I wish to be more honest. I wish to see more of my life and the world around me as it is. I don't want to dress it up in frills or put a positive or negative spin on it. I don't want to take a "Gospel" perspective on it or add the shadings of politics to it that so often distorts our reality. I simply want to see it as it is. I want to approach this with a healthy, realistic approach. Nothing more. Nothing less. I imagine it would take time to get into the habit of doing so, but I want to attempt to do so, Sentry.

Your friend,
Traveler

Thursday, October 13, 2011

Cleansing

Dear Sentry,

It's been a while since we've talked. I admit that I've been trying to get used to the new situation my life has been found in. Sentry, I admit that despite the problems that I'm facing, I feel freer than I've ever been. I feel it in the air, I see it in what I do and how I live, and I feel it in my very being. It's this sense that I finally am free to make or break my life. It's definitely an intoxicating feeling.

But that's not entirely the point of this letter to you. Yes, yes, life is good, right? And it is. And yes, yes, once more I have my troubles but when do I not, right? But have you ever felt a sense of joy in life at where you stand? Where all before you has begun to slip away as though it were as tangible as air? I feel a cleansing effect coming over my mind and in that, Sentry, I at last know that I can take on the toxic things in my life.

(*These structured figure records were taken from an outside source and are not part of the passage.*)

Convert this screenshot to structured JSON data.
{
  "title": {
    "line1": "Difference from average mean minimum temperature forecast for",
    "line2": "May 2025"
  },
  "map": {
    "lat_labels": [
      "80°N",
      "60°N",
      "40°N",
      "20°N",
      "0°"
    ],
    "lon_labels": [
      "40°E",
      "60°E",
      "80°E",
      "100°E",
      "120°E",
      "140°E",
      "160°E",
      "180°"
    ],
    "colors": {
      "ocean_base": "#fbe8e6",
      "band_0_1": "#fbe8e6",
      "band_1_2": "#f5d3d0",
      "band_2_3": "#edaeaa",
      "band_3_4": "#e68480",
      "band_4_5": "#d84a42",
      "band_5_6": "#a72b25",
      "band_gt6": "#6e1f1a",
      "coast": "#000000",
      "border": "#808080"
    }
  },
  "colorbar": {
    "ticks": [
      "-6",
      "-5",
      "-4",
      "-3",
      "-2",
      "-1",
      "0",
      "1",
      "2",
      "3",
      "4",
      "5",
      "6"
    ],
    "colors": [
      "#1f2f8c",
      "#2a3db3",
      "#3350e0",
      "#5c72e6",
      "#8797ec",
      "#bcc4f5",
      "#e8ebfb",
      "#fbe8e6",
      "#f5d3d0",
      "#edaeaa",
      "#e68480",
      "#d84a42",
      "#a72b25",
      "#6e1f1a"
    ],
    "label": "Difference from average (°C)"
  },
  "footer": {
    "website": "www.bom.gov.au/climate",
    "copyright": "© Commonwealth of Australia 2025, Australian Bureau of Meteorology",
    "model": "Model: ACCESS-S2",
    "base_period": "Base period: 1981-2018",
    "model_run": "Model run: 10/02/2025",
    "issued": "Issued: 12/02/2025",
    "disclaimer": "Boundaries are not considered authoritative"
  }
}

I've allowed so much anger, bitterness, and frustration to enter and stay in my life. Now I want to let them fall away from me. I've been waiting for this period of time to approach. The time when I can at last face what is negative and remove them from my life.

So, Sentry, what is negative or toxic for you? Do you ever find yourself waiting for the right moment to let something go? Or do you such accept that corrosive element in your soul and let it continue its work because you're tough enough to deal with it?

Anyway, that's just been on my mind as of late.